SIKLUS gerhana memang tidak langka. Ia terjadi tiap 18 bulan. Kelangkaannya justru terletak pada previledge untuk menyaksikannya. Itulah yang terjadi di langit kita pagi ini.
Indonesia menjadi satu-satunya negara dengan pemandangan gerhana matahari total (GMT) lebih dari 80%. Negara-negara tetangga seperti Vietnam dan Thailand hanya diberkahi pemandangan 60% GMT. Kecuali pergi ke tengah Lautan Pasifik, titik pengamatan paling mudah dan memukau ada di 12 provinsi di Bumi Pertiwi.
Namun, momen gerhana bukan semata tentang keindahan lukisan langit. Seperti yang terjadi hari ini, ketika pagi dan malam seperti menyatu, banyak sisi kehidupan dan fenomena alam terdampak. Bagi sebuah bangsa, dampak-dampak itulah yang penting untuk dipelajari, dikaji, dan dimanfaatkan.
Dalam gambaran sederhana, manusia dengan momen gerhana memang ibarat pemain yang menanti kesempatan untuk mendapatkan bola. Ketika bola sudah di tangan, ujiannya bisa atau tidak memasukkannya ke dalam ring.
Bicara Indonesia saat ini, poin pertama memang sudah kita cetak lewat pariwisata. Sejak akhir tahun lalu Kementerian Pariwisata telah melakukan promosi ke publik dunia. Dibarengi dengan promosi luas berbagai pihak, wisatawan pun mengalir ke kota-kota yang berada di jalur gerhana. Wisatawan tentu mengalir lebih banyak ke empat kota yang menjadi tempat pengamatan paling ideal, yakni di Palembang, Belitung, Palu dan Ternate.
Dari sektor pariwisata ini Menteri Pariwisata Arief Yahya optimis kita mampu meraup devisa hingga Rp1,5 triliun. Itu tentu angka yang cukup menjadi pemercik perekonomian daerah. Di sisi lain, ada nilai yang jauh lebih besar bahkan bagi dunia akibat momen gerhana matahari total itu. Nilai inilah yang bisa diwujudkan para ilmuwan.
Sejak awal abad 20, ilmuwan-ilmuwan dunia telah membuktikan betapa berartinya momen gerhana bagi perkembangan ilmu pengetahuan. Einstein pun akhirnya dapat mengonfirmasi teori relativitasnya karena memanfaatkan momen gerhana.
Penelitian-penelitian serupa pula yang tidak henti dilakukan ilmuwan barat hinhga sekarang. Hingga akhir tahun lalu berbagai penelitian yang mengungkapkan dampak gerhana pada perlambatan dan pembalikan arah angin, sampai pengaruh gerhana pada energi terbarukan telah mereka buat.
Dari gerhana mereka membuat lompatan ilmu pengetahuan.

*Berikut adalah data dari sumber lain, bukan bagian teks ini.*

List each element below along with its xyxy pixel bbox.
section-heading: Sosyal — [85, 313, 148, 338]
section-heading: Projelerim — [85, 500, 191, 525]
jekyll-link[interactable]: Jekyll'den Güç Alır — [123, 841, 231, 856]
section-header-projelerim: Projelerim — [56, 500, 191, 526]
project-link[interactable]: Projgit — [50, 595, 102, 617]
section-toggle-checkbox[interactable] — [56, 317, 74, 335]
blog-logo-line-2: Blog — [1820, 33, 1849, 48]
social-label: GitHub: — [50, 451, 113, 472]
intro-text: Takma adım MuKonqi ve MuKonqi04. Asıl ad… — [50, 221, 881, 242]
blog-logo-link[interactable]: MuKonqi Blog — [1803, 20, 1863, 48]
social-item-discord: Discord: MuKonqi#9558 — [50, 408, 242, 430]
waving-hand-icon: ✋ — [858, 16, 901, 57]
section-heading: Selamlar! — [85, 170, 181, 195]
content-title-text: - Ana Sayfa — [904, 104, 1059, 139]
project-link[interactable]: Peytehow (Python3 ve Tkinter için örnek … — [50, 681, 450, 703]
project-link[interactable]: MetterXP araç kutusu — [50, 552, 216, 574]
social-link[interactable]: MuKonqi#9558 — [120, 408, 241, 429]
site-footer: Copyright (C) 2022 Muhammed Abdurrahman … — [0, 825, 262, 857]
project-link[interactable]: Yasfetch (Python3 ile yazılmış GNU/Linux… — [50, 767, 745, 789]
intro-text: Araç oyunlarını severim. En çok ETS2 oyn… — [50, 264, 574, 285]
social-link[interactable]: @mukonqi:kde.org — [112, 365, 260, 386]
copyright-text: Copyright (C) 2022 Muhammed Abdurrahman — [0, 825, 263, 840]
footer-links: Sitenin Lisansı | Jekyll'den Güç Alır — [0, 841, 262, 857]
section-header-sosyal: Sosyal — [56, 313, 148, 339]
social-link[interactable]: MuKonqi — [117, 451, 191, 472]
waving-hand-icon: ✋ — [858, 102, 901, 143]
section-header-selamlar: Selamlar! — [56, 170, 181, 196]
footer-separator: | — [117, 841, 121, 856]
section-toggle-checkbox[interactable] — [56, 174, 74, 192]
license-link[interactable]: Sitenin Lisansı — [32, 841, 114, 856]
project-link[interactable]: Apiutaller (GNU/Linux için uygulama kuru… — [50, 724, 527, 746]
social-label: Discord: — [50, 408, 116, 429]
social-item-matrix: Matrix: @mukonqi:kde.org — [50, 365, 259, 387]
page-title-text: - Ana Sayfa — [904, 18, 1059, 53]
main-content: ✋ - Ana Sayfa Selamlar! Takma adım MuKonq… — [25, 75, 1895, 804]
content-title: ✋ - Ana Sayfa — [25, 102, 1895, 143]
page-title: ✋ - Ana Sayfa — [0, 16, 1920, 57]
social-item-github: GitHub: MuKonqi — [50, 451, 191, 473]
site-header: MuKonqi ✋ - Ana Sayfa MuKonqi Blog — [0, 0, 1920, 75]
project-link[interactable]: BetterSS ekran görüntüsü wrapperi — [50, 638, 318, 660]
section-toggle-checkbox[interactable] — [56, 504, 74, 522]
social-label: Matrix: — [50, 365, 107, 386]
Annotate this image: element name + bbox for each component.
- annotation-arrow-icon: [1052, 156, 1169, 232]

Bagi kita, harus diakui poin inilah yang belum tergali. Padahal, penelitian dampak gerhana bukanlah sekadar soal prestise dunia tetapi memang penting bagi kehidupan bangsa.
Memang dengan sumber daya peneliti yang terbatas, sekarang ini Lembaga Penerbangan dan Antariksa Nasional (Lapan) berupaya untuk ikut memanfaatkan momen gerhana lewat kerjasama dengan peneliti asing.
Namun bagaimana data-data yang didapat bisa lebih dikembangkan dan bermanfaat bagi Indonesia tentunya hanya dengan upaya sendiri. Di sinilah dibutuhkan dukungan dan keseriusan lebih besar dari pemerintah untuk menggarap bidang ilmu pengetahuan.
Sungguh sayang jika hanya peneliti asing yang menggali dalam makna gerhana, sementara kita masih sebatas menyaksikan keindahan. Sepatutnya pula kita dapat memanfaatkan sisi cerah pengembangan ilmu pengetahuan dari gerhana matahari total ini.
Kita semestinya bukan sekadar memanfaatkan gerhana matahari total untuk pengembangan pariwisata, melainkan juga untuk pengembangan ilmu pengetahuan. Bila pengembangan pariwisata gerhana hanya bisa kita gunakan sesaat, pengembangan ilmu pengetahuan gerhana bisa kita manfaatkan selamanya.